Le cas des communes de Puyravault et de Couvrot, dont avait été saisi le Conseil constitutionnel, était très spécifique : il y allait bien de l'intérêt général. Une de ces communes avait une cimenterie sur son territoire...

Notre groupe ne votera donc pas cette motion.

M. Ronan Dantec .  - Les grandes fédérations d'élus n'ont pas réussi à se mettre d'accord, c'est dire ! Le groupe écologiste a décidé unanimement de ne pas voter cette motion car nos élus d'Aix et de Marseille veulent une métropole à périmètre élargi. Le débat a été riche cet après-midi, poursuivons !

Mme Éliane Assassi .  - Je comprends les raisons qui ont poussé Mme Joissains à déposer cette motion. Nous aurions aimé débattre de ce texte dans des conditions différentes. Quand bien même, nous nous abstiendrons pour défendre le renvoi en commission. Je rappelle que c'était notre camarade d'Aubagne qui avait porté le fer contre la réforme territoriale de Nicolas Sarkozy.

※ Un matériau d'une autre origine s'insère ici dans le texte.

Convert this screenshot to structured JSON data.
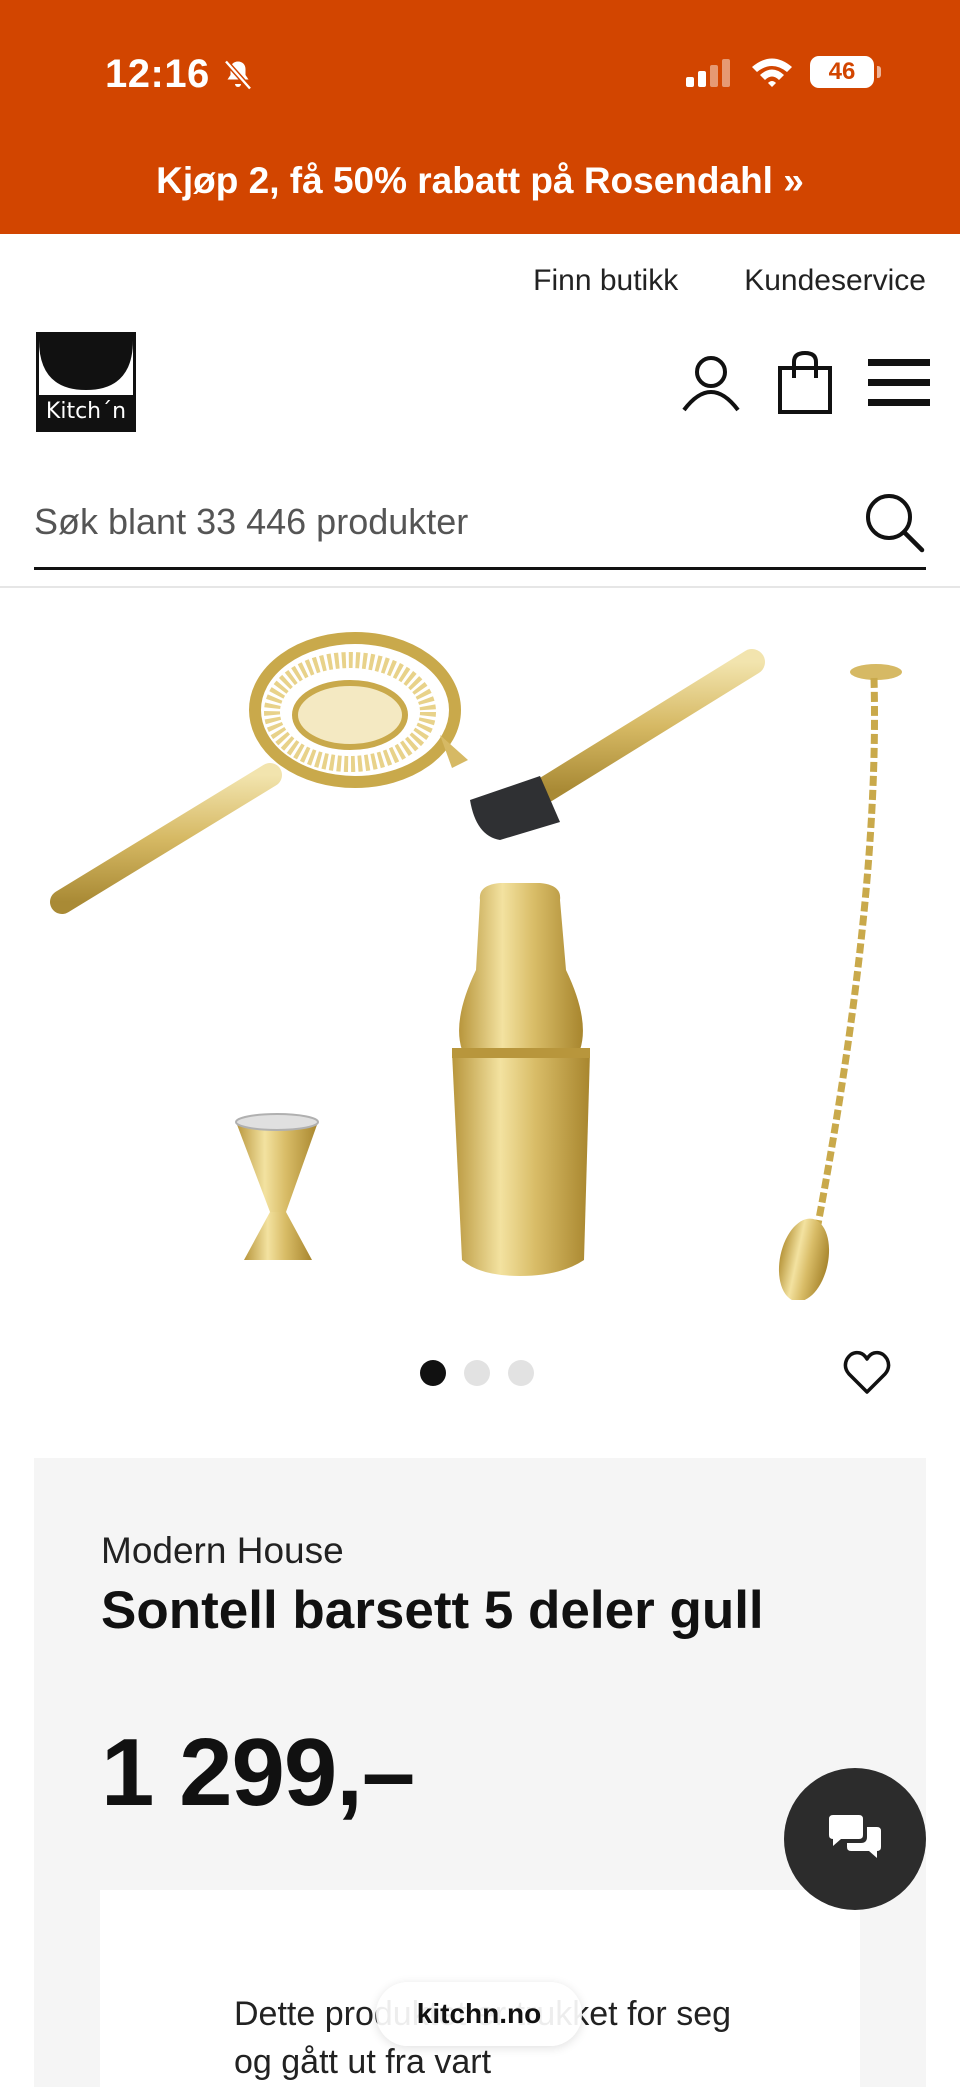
{
  "status_bar": {
    "time": "12:16",
    "battery": "46"
  },
  "promo": {
    "text": "Kjøp 2, få 50% rabatt på Rosendahl »"
  },
  "utility_links": {
    "store": "Finn butikk",
    "service": "Kundeservice"
  },
  "logo": {
    "text": "Kitch´n"
  },
  "search": {
    "placeholder": "Søk blant 33 446 produkter"
  },
  "gallery": {
    "slide_count": 3,
    "active_slide": 1
  },
  "product": {
    "brand": "Modern House",
    "title": "Sontell barsett 5 deler gull",
    "price": "1 299,–",
    "notice": "Dette produktet er trukket for seg og gått ut fra vart"
  },
  "browser": {
    "url": "kitchn.no"
  },
  "colors": {
    "brand_orange": "#d24500",
    "dark": "#111111",
    "card_bg": "#f5f5f5",
    "gold": "#d4b658"
  }
}
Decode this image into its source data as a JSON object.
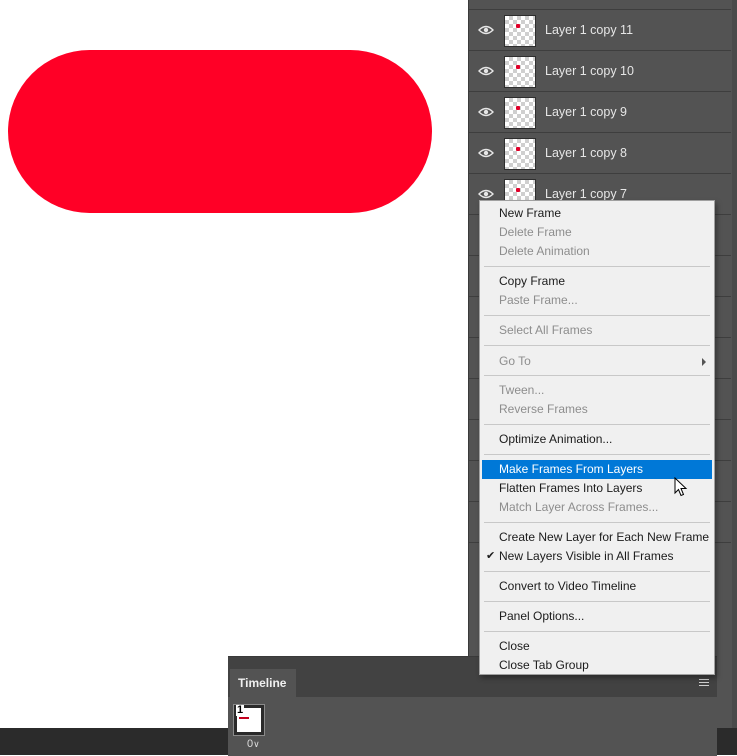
{
  "colors": {
    "shape_fill": "#ff0026",
    "panel_bg": "#535353",
    "menu_bg": "#f0f0f0",
    "highlight": "#0078d7"
  },
  "layers": [
    {
      "name": "Layer 1 copy 11",
      "icon": "eye-icon"
    },
    {
      "name": "Layer 1 copy 10",
      "icon": "eye-icon"
    },
    {
      "name": "Layer 1 copy 9",
      "icon": "eye-icon"
    },
    {
      "name": "Layer 1 copy 8",
      "icon": "eye-icon"
    },
    {
      "name": "Layer 1 copy 7",
      "icon": "eye-icon"
    }
  ],
  "menu": {
    "new_frame": "New Frame",
    "delete_frame": "Delete Frame",
    "delete_animation": "Delete Animation",
    "copy_frame": "Copy Frame",
    "paste_frame": "Paste Frame...",
    "select_all_frames": "Select All Frames",
    "go_to": "Go To",
    "tween": "Tween...",
    "reverse_frames": "Reverse Frames",
    "optimize_animation": "Optimize Animation...",
    "make_frames_from_layers": "Make Frames From Layers",
    "flatten_frames": "Flatten Frames Into Layers",
    "match_layer": "Match Layer Across Frames...",
    "create_new_layer": "Create New Layer for Each New Frame",
    "new_layers_visible": "New Layers Visible in All Frames",
    "convert_video": "Convert to Video Timeline",
    "panel_options": "Panel Options...",
    "close": "Close",
    "close_tab_group": "Close Tab Group"
  },
  "timeline": {
    "tab_label": "Timeline",
    "frame_number": "1",
    "frame_delay": "0"
  }
}
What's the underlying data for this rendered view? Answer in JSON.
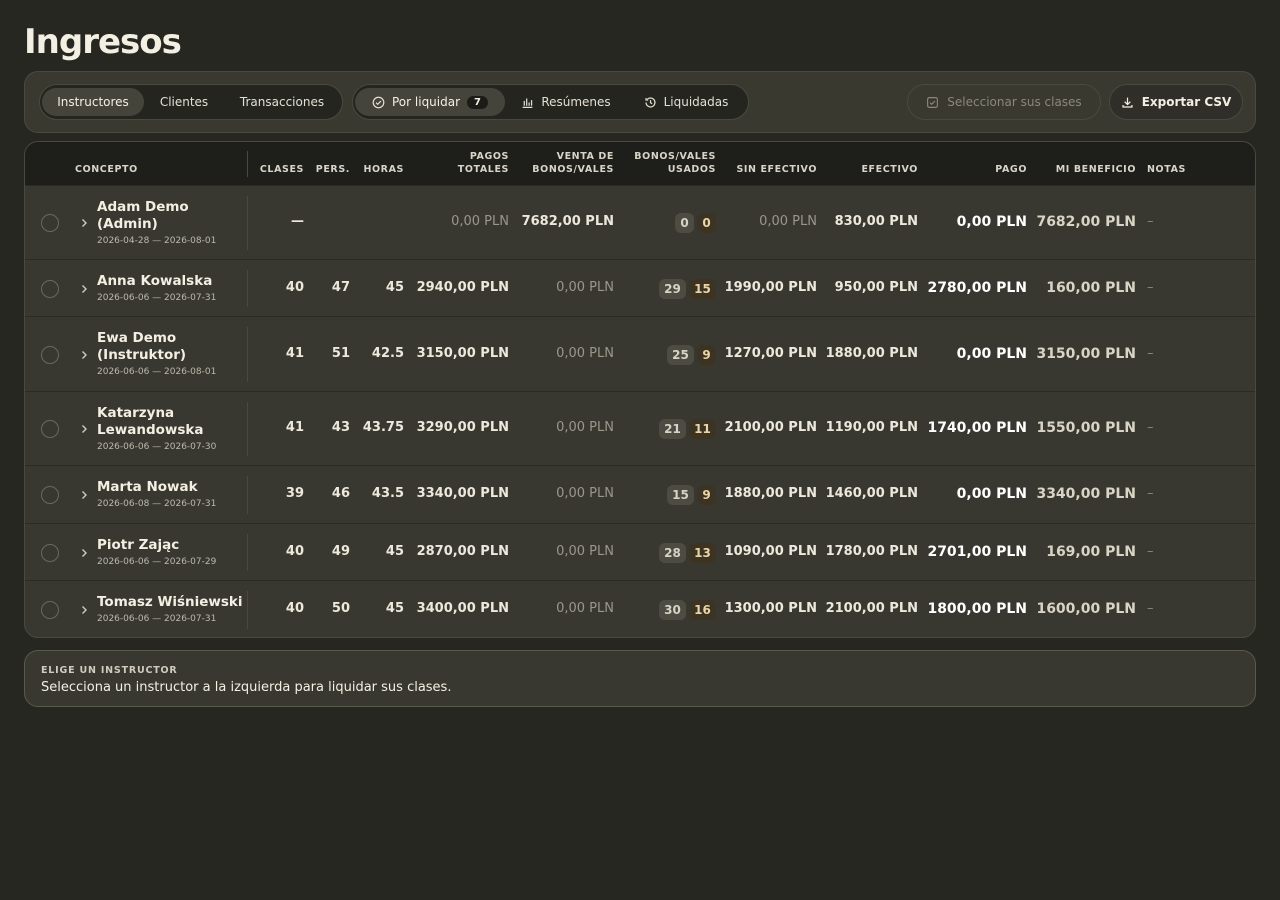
{
  "page": {
    "title": "Ingresos"
  },
  "tabs": {
    "view": [
      "Instructores",
      "Clientes",
      "Transacciones"
    ],
    "status": [
      {
        "label": "Por liquidar",
        "icon": "check-circle-icon",
        "count": "7"
      },
      {
        "label": "Resúmenes",
        "icon": "bar-chart-icon"
      },
      {
        "label": "Liquidadas",
        "icon": "history-icon"
      }
    ]
  },
  "actions": {
    "select_label": "Seleccionar sus clases",
    "export_label": "Exportar CSV"
  },
  "table": {
    "headers": {
      "concepto": "CONCEPTO",
      "clases": "CLASES",
      "pers": "PERS.",
      "horas": "HORAS",
      "pagos": [
        "PAGOS",
        "TOTALES"
      ],
      "venta": [
        "VENTA DE",
        "BONOS/VALES"
      ],
      "usados": [
        "BONOS/VALES",
        "USADOS"
      ],
      "sin_efectivo": "SIN EFECTIVO",
      "efectivo": "EFECTIVO",
      "pago": "PAGO",
      "beneficio": "MI BENEFICIO",
      "notas": "NOTAS"
    },
    "rows": [
      {
        "name": "Adam Demo (Admin)",
        "dates": "2026-04-28 — 2026-08-01",
        "clases": "—",
        "pers": "",
        "horas": "",
        "pagos": "0,00 PLN",
        "venta": "7682,00 PLN",
        "usados_a": "0",
        "usados_b": "0",
        "sin_efectivo": "0,00 PLN",
        "efectivo": "830,00 PLN",
        "pago": "0,00 PLN",
        "beneficio": "7682,00 PLN",
        "notas": "–"
      },
      {
        "name": "Anna Kowalska",
        "dates": "2026-06-06 — 2026-07-31",
        "clases": "40",
        "pers": "47",
        "horas": "45",
        "pagos": "2940,00 PLN",
        "venta": "0,00 PLN",
        "usados_a": "29",
        "usados_b": "15",
        "sin_efectivo": "1990,00 PLN",
        "efectivo": "950,00 PLN",
        "pago": "2780,00 PLN",
        "beneficio": "160,00 PLN",
        "notas": "–"
      },
      {
        "name": "Ewa Demo (Instruktor)",
        "dates": "2026-06-06 — 2026-08-01",
        "clases": "41",
        "pers": "51",
        "horas": "42.5",
        "pagos": "3150,00 PLN",
        "venta": "0,00 PLN",
        "usados_a": "25",
        "usados_b": "9",
        "sin_efectivo": "1270,00 PLN",
        "efectivo": "1880,00 PLN",
        "pago": "0,00 PLN",
        "beneficio": "3150,00 PLN",
        "notas": "–"
      },
      {
        "name": "Katarzyna Lewandowska",
        "dates": "2026-06-06 — 2026-07-30",
        "clases": "41",
        "pers": "43",
        "horas": "43.75",
        "pagos": "3290,00 PLN",
        "venta": "0,00 PLN",
        "usados_a": "21",
        "usados_b": "11",
        "sin_efectivo": "2100,00 PLN",
        "efectivo": "1190,00 PLN",
        "pago": "1740,00 PLN",
        "beneficio": "1550,00 PLN",
        "notas": "–"
      },
      {
        "name": "Marta Nowak",
        "dates": "2026-06-08 — 2026-07-31",
        "clases": "39",
        "pers": "46",
        "horas": "43.5",
        "pagos": "3340,00 PLN",
        "venta": "0,00 PLN",
        "usados_a": "15",
        "usados_b": "9",
        "sin_efectivo": "1880,00 PLN",
        "efectivo": "1460,00 PLN",
        "pago": "0,00 PLN",
        "beneficio": "3340,00 PLN",
        "notas": "–"
      },
      {
        "name": "Piotr Zając",
        "dates": "2026-06-06 — 2026-07-29",
        "clases": "40",
        "pers": "49",
        "horas": "45",
        "pagos": "2870,00 PLN",
        "venta": "0,00 PLN",
        "usados_a": "28",
        "usados_b": "13",
        "sin_efectivo": "1090,00 PLN",
        "efectivo": "1780,00 PLN",
        "pago": "2701,00 PLN",
        "beneficio": "169,00 PLN",
        "notas": "–"
      },
      {
        "name": "Tomasz Wiśniewski",
        "dates": "2026-06-06 — 2026-07-31",
        "clases": "40",
        "pers": "50",
        "horas": "45",
        "pagos": "3400,00 PLN",
        "venta": "0,00 PLN",
        "usados_a": "30",
        "usados_b": "16",
        "sin_efectivo": "1300,00 PLN",
        "efectivo": "2100,00 PLN",
        "pago": "1800,00 PLN",
        "beneficio": "1600,00 PLN",
        "notas": "–"
      }
    ]
  },
  "info": {
    "label": "ELIGE UN INSTRUCTOR",
    "text": "Selecciona un instructor a la izquierda para liquidar sus clases."
  }
}
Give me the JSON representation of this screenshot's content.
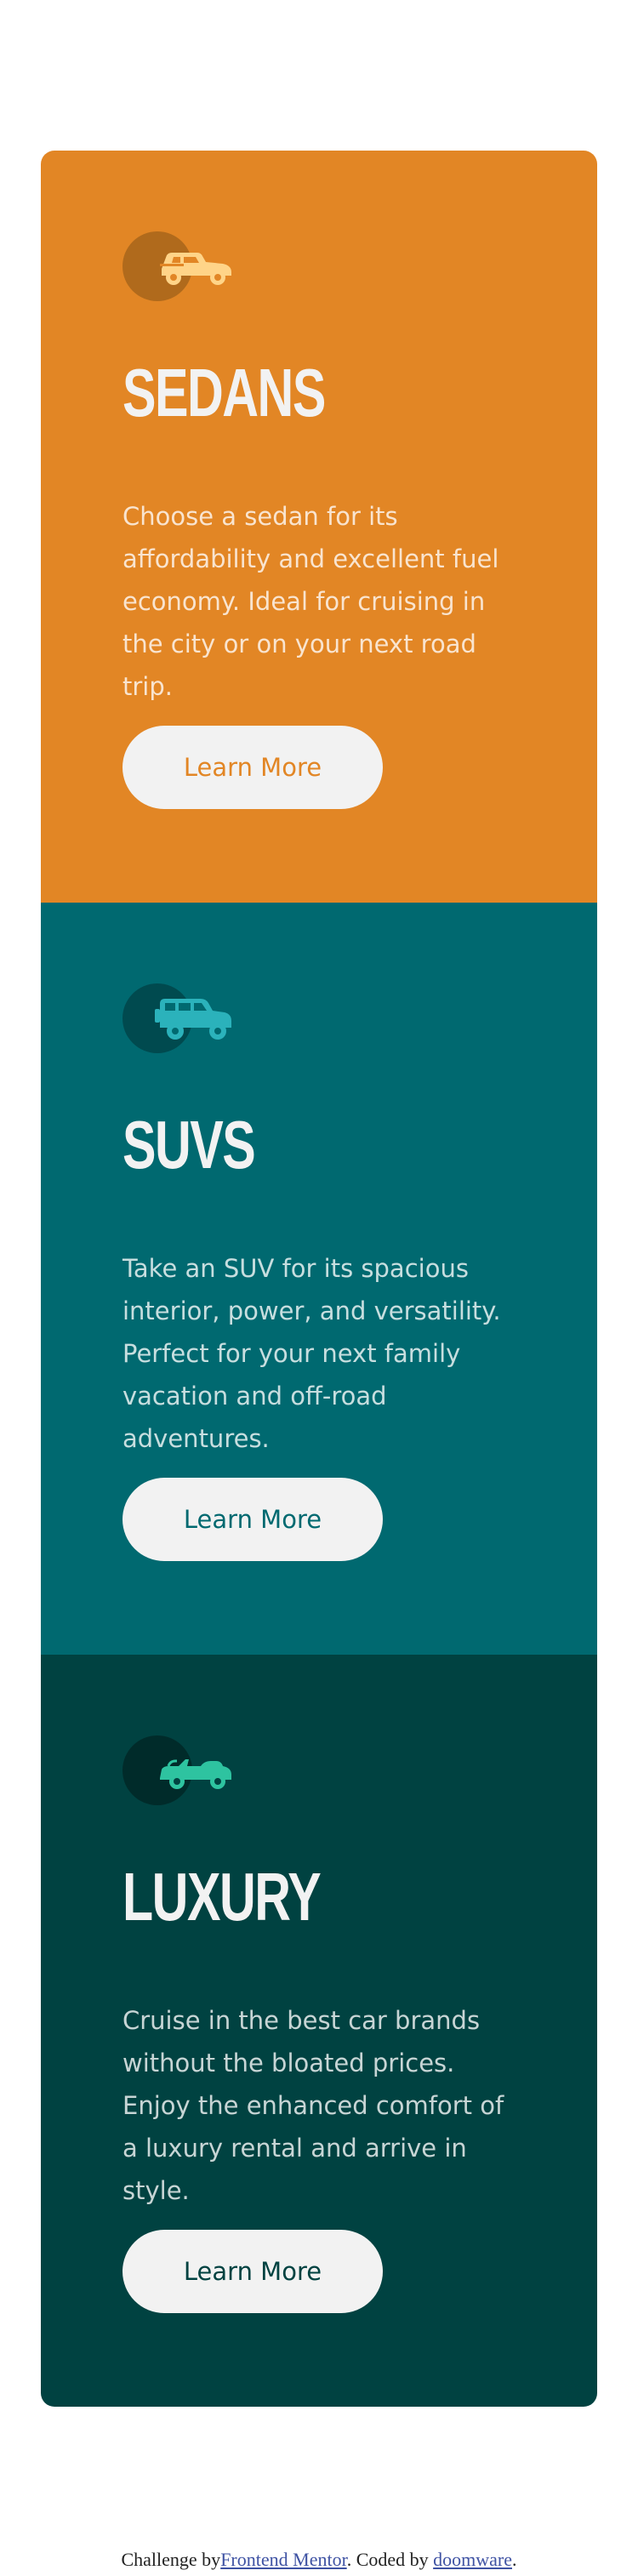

M. Jacques Mézard .  - Le RDSE ne votera pas cette motion. Il est utile et nécessaire de poursuivre le débat sur un texte qui concerne directement les collectivités territoriales, dont le Sénat assure la représentation. Qui plus est, nous travaillons sur le texte de la commission, non sur celui du Gouvernement. Ne laissons pas l'Assemblée nationale organiser le texte à sa guise, nous savons d'expérience quel danger nous courons.

Beaucoup ont loué l'action décentralisatrice du gouvernement Mauroy. Mais Gaston Defferre avait présenté son texte dès juillet 1981, preuve qu'il avait été longuement travaillé en amont. Nous ne sommes malheureusement pas dans ce cas de figure...

Enfin, nous avons la chance que siègent ici les maires de Marseille et de Lyon... Leurs propos et les convictions qu'ils expriment montrent l'utilité d'avoir au Sénat des maires en exercice ! (Applaudissements à droite) J'espère que vous ne l'oublierez pas... Imaginez ce débat sans eux ! (Exclamations amusées à droite)

La motion n°263 rectifié n'est pas adoptée.

Question préalable

Mme la présidente.  - Motion n°649, présentée par Mlle Joissains.

En application de l'article 44, alinéa 3, du Règlement, le Sénat décide qu'il n'y a pas lieu de poursuivre la délibération sur le projet de loi de modernisation de l'action publique territoriale et d'affirmation des métropoles (n° 581, 2012-2013).

Mlle Sophie Joissains .  - Je suis insistante, mais nous sommes, dans les Bouches-du-Rhône, très motivés. Même si nous sommes fermement opposés à ce texte, nous avons apprécié, madame la ministre, vos visites chez nous, nous savons que ce n'était pas simple... M. le président de la commission des lois a eu une écoute inattendue et sa disponibilité a été totale. M. le rapporteur a, aussi, été très attentif - surtout au début... La commission des lois nous a beaucoup aidés avec le report d'un an et l'assouplissement du régime des PLU.

Ce texte n'est pas clair. Le vocable de métropole recouvre plusieurs régimes, cela nous perturbe. Les maires des communes rurales et moyennes ont été ulcérés par ce qu'ils en ont compris. Le président de l'Association des maires ruraux de France a estimé que ce projet de loi brassait du vent... Celui de l'Association des villes moyennes juge que les petites communes n'auront plus voix au chapitre et que le texte éloignait les centres de décision des citoyens. Pour l'Assemblée des communautés de France, les différences sont minces avec la loi de 2010. C'est pourquoi nous sommes dubitatifs sur le statut de la commune, entité dont M. Hyest a dit qu'elle apparaissait ancienne et dépassée...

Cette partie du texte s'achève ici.